Starship + Heavy Booster hasn't even achieved an actual orbit yet, all of its flights have been suborbital.

...

As for you not considering government contracts and grants to be subsidies... they are, you are just flat out wrong.

Why are a bunch of American small farms suddenly facing bankruptcy?

Well one reason is that the government subsidized them by buying a good chunk of their produce, at prices significantly above what they'd fetch on the open market, and then shipping it across the world as food relief as part of USAID.

But Elon cancelled that, so now kids in Africa are starving to death, and American small farmers are going extinct.

Go learn some actual macro econ theory, or if you wanna pay me for lessons I can tutor you, what with me having an actual degree in Econ and all, and better things to do with my free time.

...

Finally, your provided link referencing the Dragon capsule is a link to an article about a Chinese startup developing a rocket intended to be landed/captured with chopsticks.

I do not see how these two things relate to each other... the Dragon is launched by a Falcon 9 or Falcon Heavy... those do not involve or require or use a chopstick method to land/capture them, as they do not need them.

I still an unconvinced by the concept of a chopstick landing in general.

The purported purpose of this is to increase the turn around time of a rocket caught in this way.

To date, only a single rocket that has ever been captured by chopsticks has ever been turned around at all, in any amount of time, and reflown.

That was Super Heavy Booster B14, which RUD'd when it initiated its landing burn in IFT-9, and is uh, no longer with us.

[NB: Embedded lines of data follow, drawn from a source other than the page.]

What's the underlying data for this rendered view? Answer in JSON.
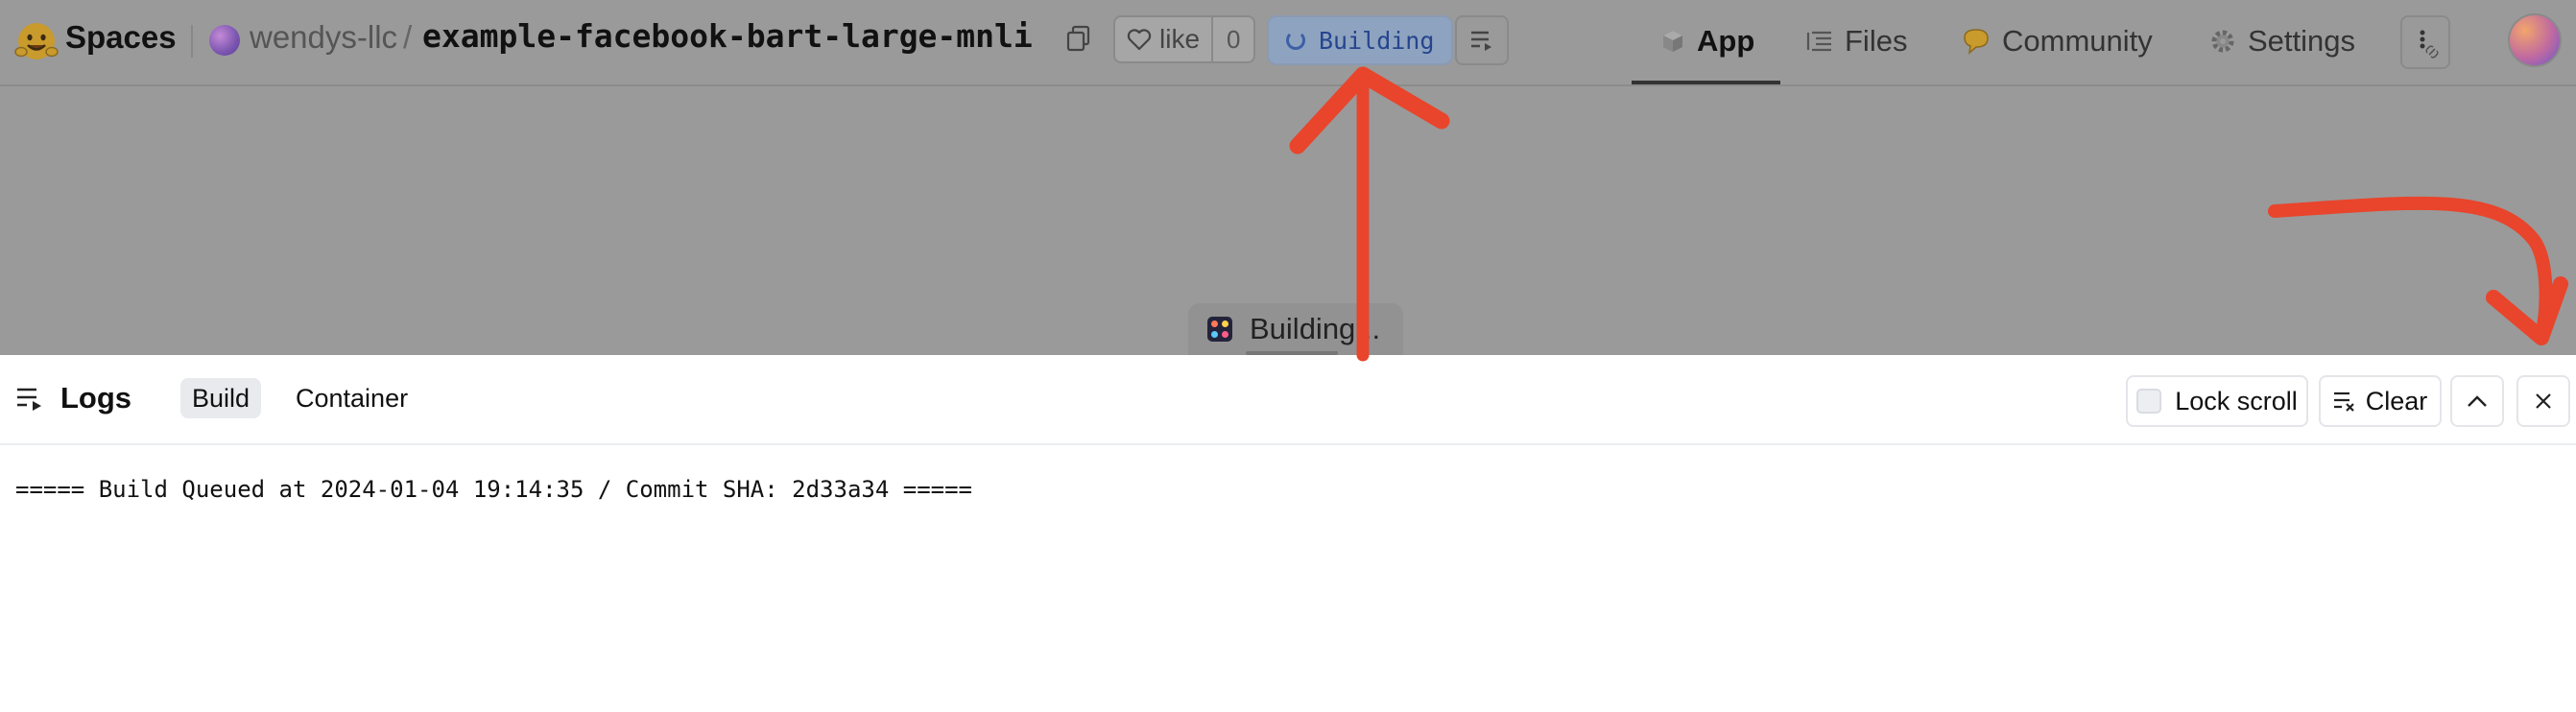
{
  "header": {
    "brand": "Spaces",
    "owner": "wendys-llc",
    "separator": "/",
    "repo": "example-facebook-bart-large-mnli",
    "like_label": "like",
    "like_count": "0",
    "status": "Building",
    "tabs": [
      {
        "label": "App",
        "icon": "cube-icon",
        "active": true
      },
      {
        "label": "Files",
        "icon": "files-icon"
      },
      {
        "label": "Community",
        "icon": "community-icon"
      },
      {
        "label": "Settings",
        "icon": "gear-icon"
      }
    ]
  },
  "main": {
    "building_label": "Building..."
  },
  "logs": {
    "title": "Logs",
    "tabs": [
      {
        "label": "Build",
        "active": true
      },
      {
        "label": "Container",
        "active": false
      }
    ],
    "lock_scroll_label": "Lock scroll",
    "clear_label": "Clear",
    "lines": [
      "===== Build Queued at 2024-01-04 19:14:35 / Commit SHA: 2d33a34 ====="
    ]
  },
  "colors": {
    "overlay": "#9a9a9a",
    "status_text": "#26458f",
    "annotation_arrow": "#e8452c"
  }
}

Sure, maybe the Chinese will pull off an actually reusable system with this approach, if they do, then I'll eat crow on that.

But I still remain skeptical of the entire approach.

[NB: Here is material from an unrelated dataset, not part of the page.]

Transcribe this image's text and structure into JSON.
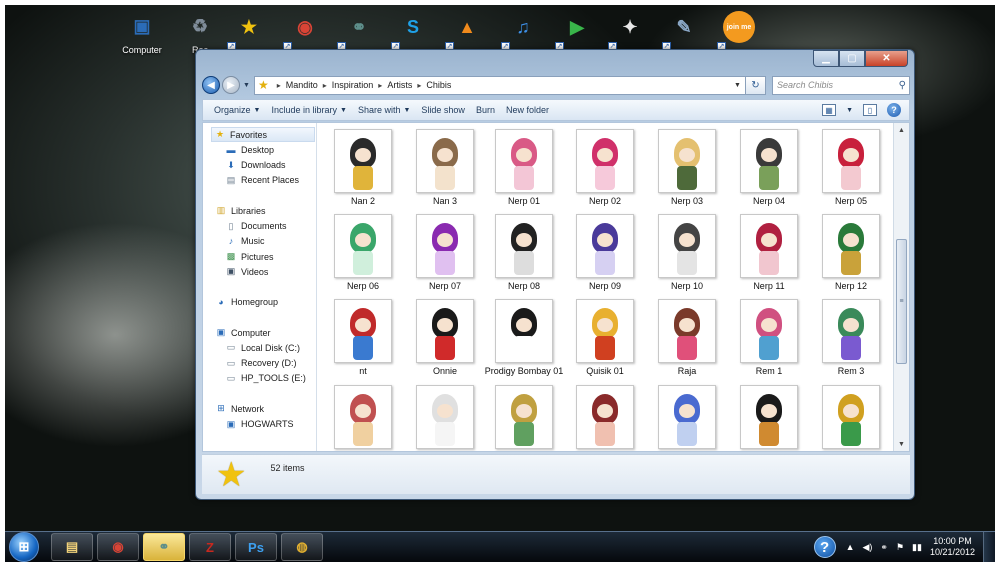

[–] GreyEyedGhost@lemmy.ca 1 points 11 hours ago

There were a lot of skeptics that the Falcon would fly, and be reusable, and it has dramatically reduced cost per kg to orbit.

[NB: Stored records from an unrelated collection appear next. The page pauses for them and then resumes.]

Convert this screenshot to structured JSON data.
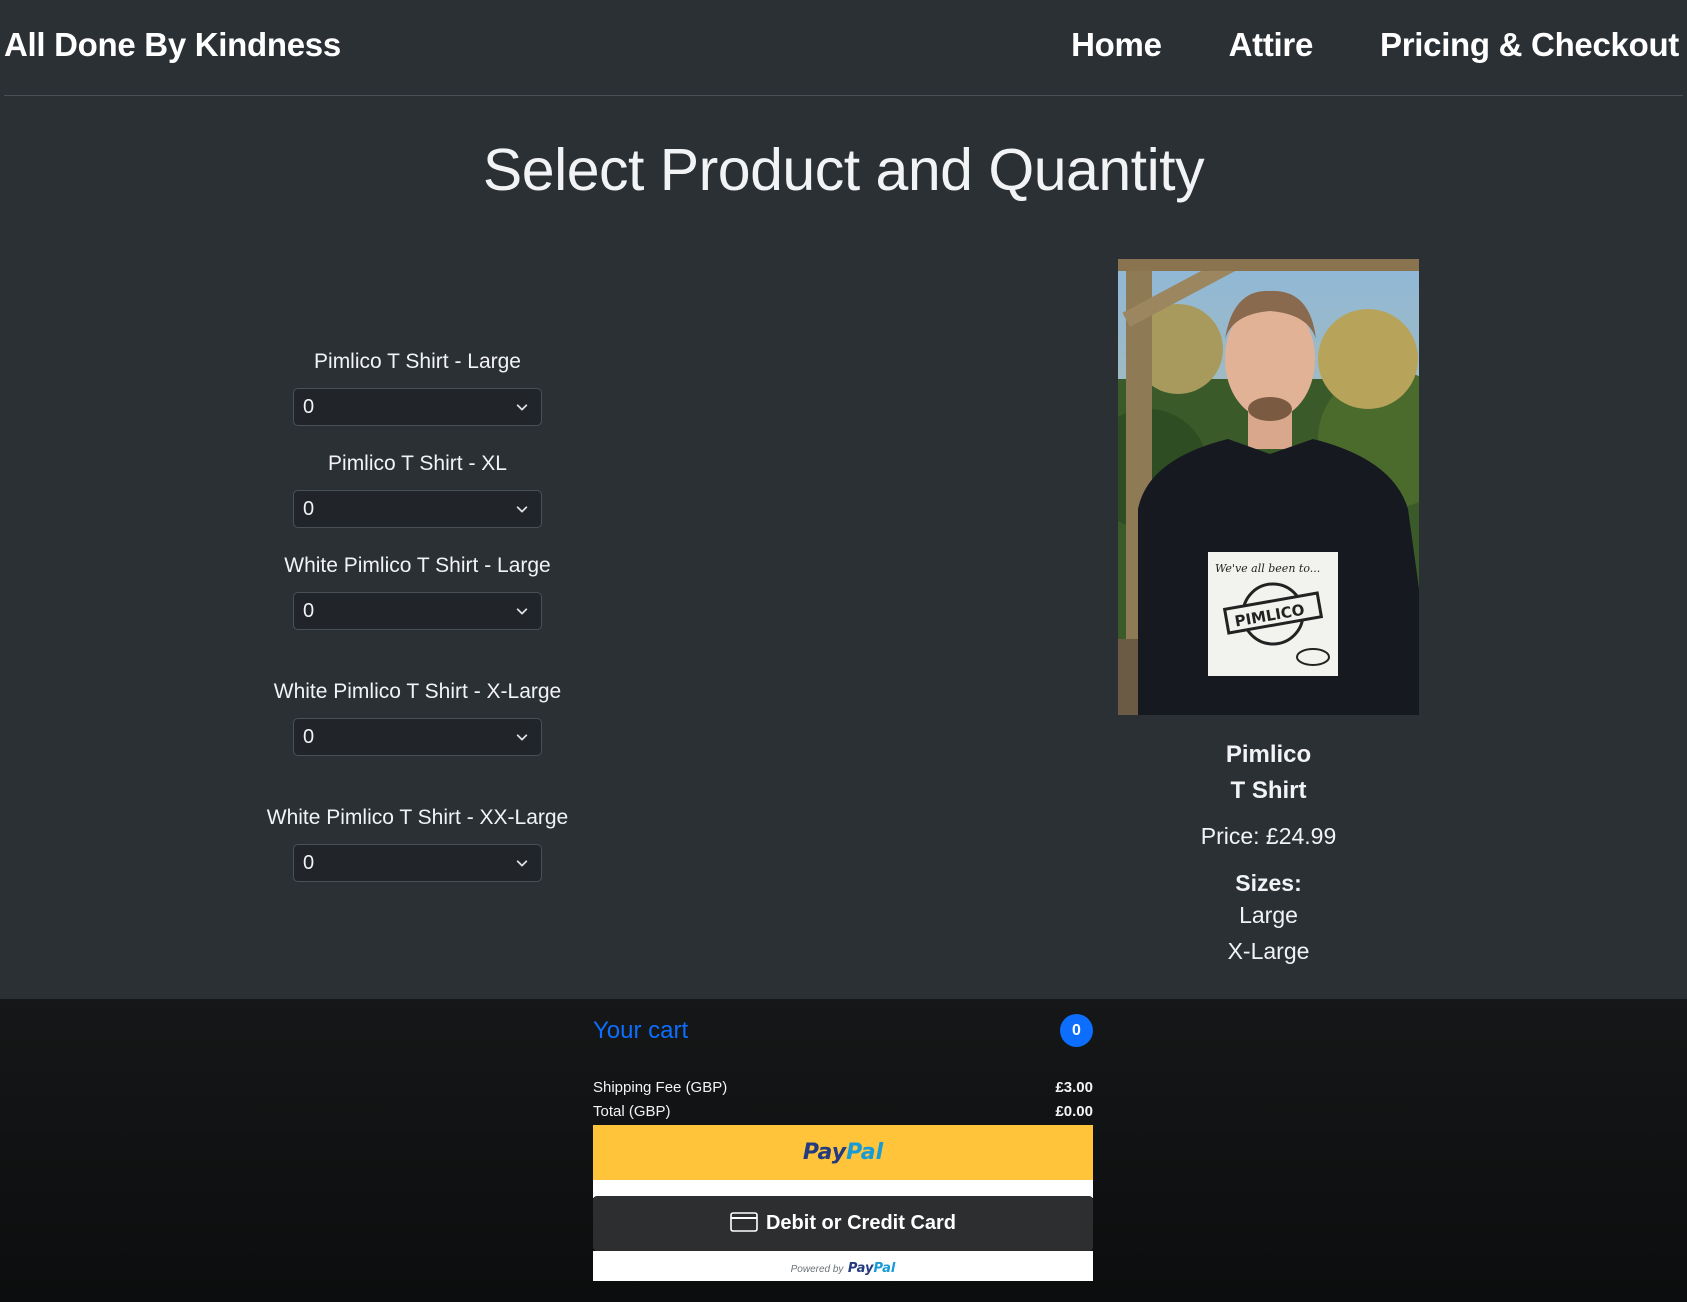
{
  "header": {
    "brand": "All Done By Kindness",
    "nav": [
      {
        "label": "Home"
      },
      {
        "label": "Attire"
      },
      {
        "label": "Pricing & Checkout"
      }
    ]
  },
  "main": {
    "title": "Select Product and Quantity",
    "selectors": [
      {
        "label": "Pimlico T Shirt - Large",
        "value": "0"
      },
      {
        "label": "Pimlico T Shirt - XL",
        "value": "0"
      },
      {
        "label": "White Pimlico T Shirt - Large",
        "value": "0"
      },
      {
        "label": "White Pimlico T Shirt - X-Large",
        "value": "0"
      },
      {
        "label": "White Pimlico T Shirt - XX-Large",
        "value": "0"
      }
    ],
    "product": {
      "name_line1": "Pimlico",
      "name_line2": "T Shirt",
      "price": "Price: £24.99",
      "sizes_heading": "Sizes:",
      "sizes": [
        "Large",
        "X-Large"
      ],
      "shirt_print_text": "We've all been to...",
      "shirt_print_logo": "PIMLICO"
    }
  },
  "cart": {
    "title": "Your cart",
    "count": "0",
    "shipping_label": "Shipping Fee (GBP)",
    "shipping_value": "£3.00",
    "total_label": "Total (GBP)",
    "total_value": "£0.00",
    "paypal_part1": "Pay",
    "paypal_part2": "Pal",
    "card_button": "Debit or Credit Card",
    "powered_by": "Powered by",
    "powered_logo_part1": "Pay",
    "powered_logo_part2": "Pal"
  },
  "colors": {
    "page_bg": "#2b3035",
    "footer_bg": "#0e0f10",
    "accent_blue": "#0d6efd",
    "paypal_yellow": "#ffc439",
    "card_button_bg": "#2c2e2f"
  }
}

Also, I'm not sure where you got your Econ degree, and I'm not sure I care. Competitive contracts aren't the same as subsidies. If the government says they're going to do something, say build a tunnel, is it a subsidy to the construction company who wins the contract, or is it payment for services rendered? And actual subsidies, such as growing food that can't be sold on the open market at the price the government is paying, can have benefits to the country, such as national security or funding soft power with other nations. So, is your big problem that the government shouldn't be supporting space development, or should instead be doing it internally for more tax payer money? Are you against EVs being promoted by the government making the technology more feasible for car companies? If so, why are you pissed at Musk for taking advantage of these subsidies that one could argue help the country and the world, and not at least as pissed at the other car companies for not getting on board and doing what they could to also access those subsidies?